I have been deep squatting 100-125kg 5-6 x 12 and I'm ready to increase the weight.

How many rep/sets should I now aim for if I am lifting until just shy of failure?

There are many routines that people swear by but these routines don't take into account the experience of the lifter which in my case would be only 8 (serious) leg workouts @ 1 per week so far.

I feel as though my legs are "conditioned" now so is there a basic rule of thumb I should follow from here on in?
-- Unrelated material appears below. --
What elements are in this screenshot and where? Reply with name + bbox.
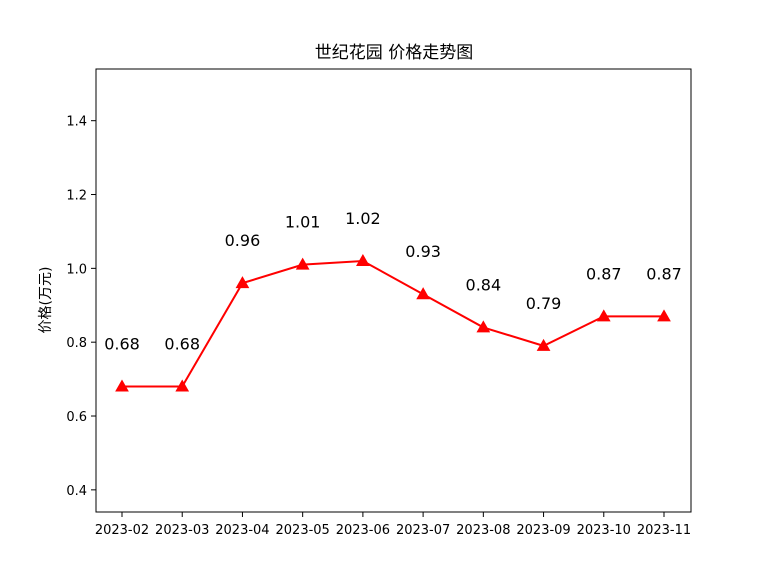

EDIT- This question also applies to my deadlift as I have recently exceeded the "decent" status using the T-Nation standard guidelines while doing 5 x 12 (308lb).
Is there a basic rule here that I can apply to my future deadlifts?


#18

For deadlift: lower the reps. As you get strong, it will be very difficult to keep a good form during long sets (more than 8 reps). Most people limit DL sets to five reps, working up to a top set (aka "ramping set").

From your questions, it looks like you need a program to follow, at least until you can decide for yourself what to do. There are many beginner programs out there (Bill Starr/Madcow, Starting Strength, WestSide For Skinny Bastards III, Stronglifts 5x5...), just have a look at them and choose the one you prefer (even if they're pretty much the same :).

Last thing: for someone squatting for barely two months, you're quite strong; are you shure you hit a good depth (parallel, at least)? Please, don't be another "quarter-rep squatter" :slightly_smiling:


#19

Quit doing so many sets of squats, quit being a wuss and increase the weight, make sure your form isn't sloppy and jerky, and stretch your quads and hams for a few minutes after your legs day to reduce soreness.